Early in January every year, nearly a thousand people who study how language works flock together for the annual meeting of the Linguistic Society of America together with six smaller groups under its wings, including the Society for the Study of the Indigenous Languages of the Americas, the Association for Linguistic Evidence, and of course the American Dialect Society.
This year they migrated to Portland, Ore., for meetings January 8 through 11. There were hundreds of talks on the workings of language in general and of specific languages in particular. A typical example of a title would be the presidential address by Joan Maling of Brandeis University: “A Syntactic Rubin’s Vase: The Inherent Ambiguity of Non-promotional Passives and Unspecified Subject Constructions.” There has been much discussion here on Lingua Franca about passive constructions, but this talk, using evidence from Icelandic, Irish, Kaqchikel (a language spoken by Maya Indians of Guatemala), Polish, and Ukrainian, went a little deeper.
I’ll stick to something simpler, something that has recently hatched as an astonishing new way to learn about the dialects of American English, something that didn’t even exist a decade ago: Twitter.

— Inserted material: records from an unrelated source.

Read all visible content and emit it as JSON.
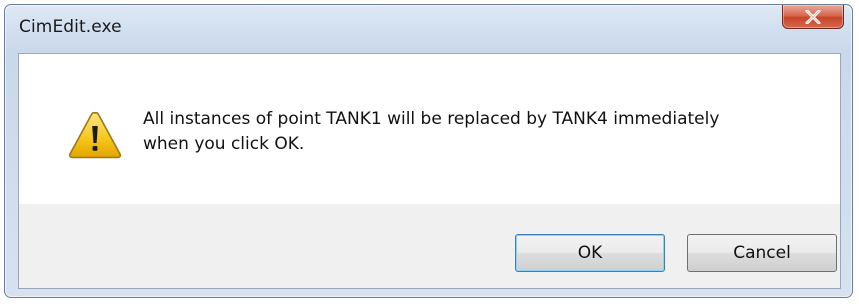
{
  "window": {
    "title": "CimEdit.exe",
    "close_icon": "close-icon"
  },
  "dialog": {
    "icon": "warning-icon",
    "message_line1": "All instances of point TANK1 will be replaced by TANK4 immediately",
    "message_line2": "when you click OK."
  },
  "buttons": {
    "ok_label": "OK",
    "cancel_label": "Cancel"
  },
  "colors": {
    "close_button": "#c7442a",
    "warning_fill": "#f5c518",
    "default_button_border": "#3c7fb1"
  }
}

In olden days, if you wanted to find out the words and pronunciations people were using, you’d have to interview them one by one, in person or at least on the phone. But that was before Twitter was launched in 2006.
The informality of a Twitter post allows dialect words and pronunciations to reveal themselves almost as naturally as in speech. “People tweet how they speak,” said Taylor Jones, a researcher at the University of Pennsylvania. The public nature of a Twitter post (you agree to that when you sign up) means posts can be used for research without special permission. And many posts are “geotagged” indicating the author’s location. So without conducting any interviews, a researcher can search millions of tweets for dialect patterns. Make that billions: Only 5 percent of tweets are geotagged, but that makes 25 million of them every day.
And you don’t even need to write your own program. You can use the program called TwitterR (though you do have to register as a Twitter developer and take several other steps to do your specific kind of research.)
What can you learn from mining Twitter data? Well, you can investigate the geographic distribution of hella (as in “hella good”) in California—mostly northern but also a bit in L.A., as we learned from Robert Bayley, Chelsea Escalante, Renee Kemp, Alex Mendes, and Emily Moline of the University of California Davis (who also provided instructions on how too use TwitteR). And you can watch the emergence and geographical spread of what Jack Grieve calls a “rising word” like unbothered (meaning unconcerned and disengaged)—especially prevalent in the South. And just about anything else.
So sit back and tweet away. You will be counted.